Unsupervised Video Anomaly Detection Based on Similarity with Predefined Text Descriptions

Sensors (Basel). 2023 Jul 9;23(14):6256. doi: 10.3390/s23146256.

Abstract

Research on video anomaly detection has mainly been based on video data. However, many real-world cases involve users who can conceive potential normal and abnormal situations within the anomaly detection domain. This domain knowledge can be conveniently expressed as text descriptions, such as "walking" or "people fighting", which can be easily obtained, customized for specific applications, and applied to unseen abnormal videos not included in the training dataset. We explore the potential of using these text descriptions with unlabeled video datasets. We use large language models to obtain text descriptions and leverage them to detect abnormal frames by calculating the cosine similarity between the input frame and text descriptions using the CLIP visual language model. To enhance the performance, we refined the CLIP-derived cosine similarity using an unlabeled dataset and the proposed text-conditional similarity, which is a similarity measure between two vectors based on additional learnable parameters and a triplet loss. The proposed method has a simple training and inference process that avoids the computationally intensive analyses of optical flow or multiple frames. The experimental results demonstrate that the proposed method outperforms unsupervised methods by showing 8% and 13% better AUC scores for the ShanghaiTech and UCFcrime datasets, respectively.
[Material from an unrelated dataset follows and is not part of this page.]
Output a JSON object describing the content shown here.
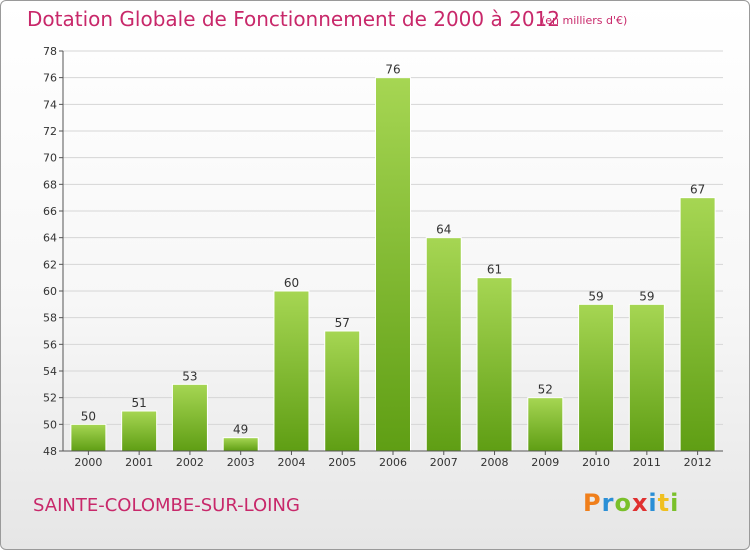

Although the proposed method shows -6% and -5% than weakly supervised methods for those datasets, in abnormal videos, the proposed method shows 17% and 5% better AUC scores, which means that the proposed method shows comparable results with weakly supervised methods that require resource-intensive dataset labeling. These outcomes validate the potential of using text descriptions in unsupervised video anomaly detection.

Keywords: CLIP; abnormal video; embedding space; fine-tuning of pre-trained models; large language models; large vision and language models; similarity measure; text descriptions; unsupervised video anomaly detection.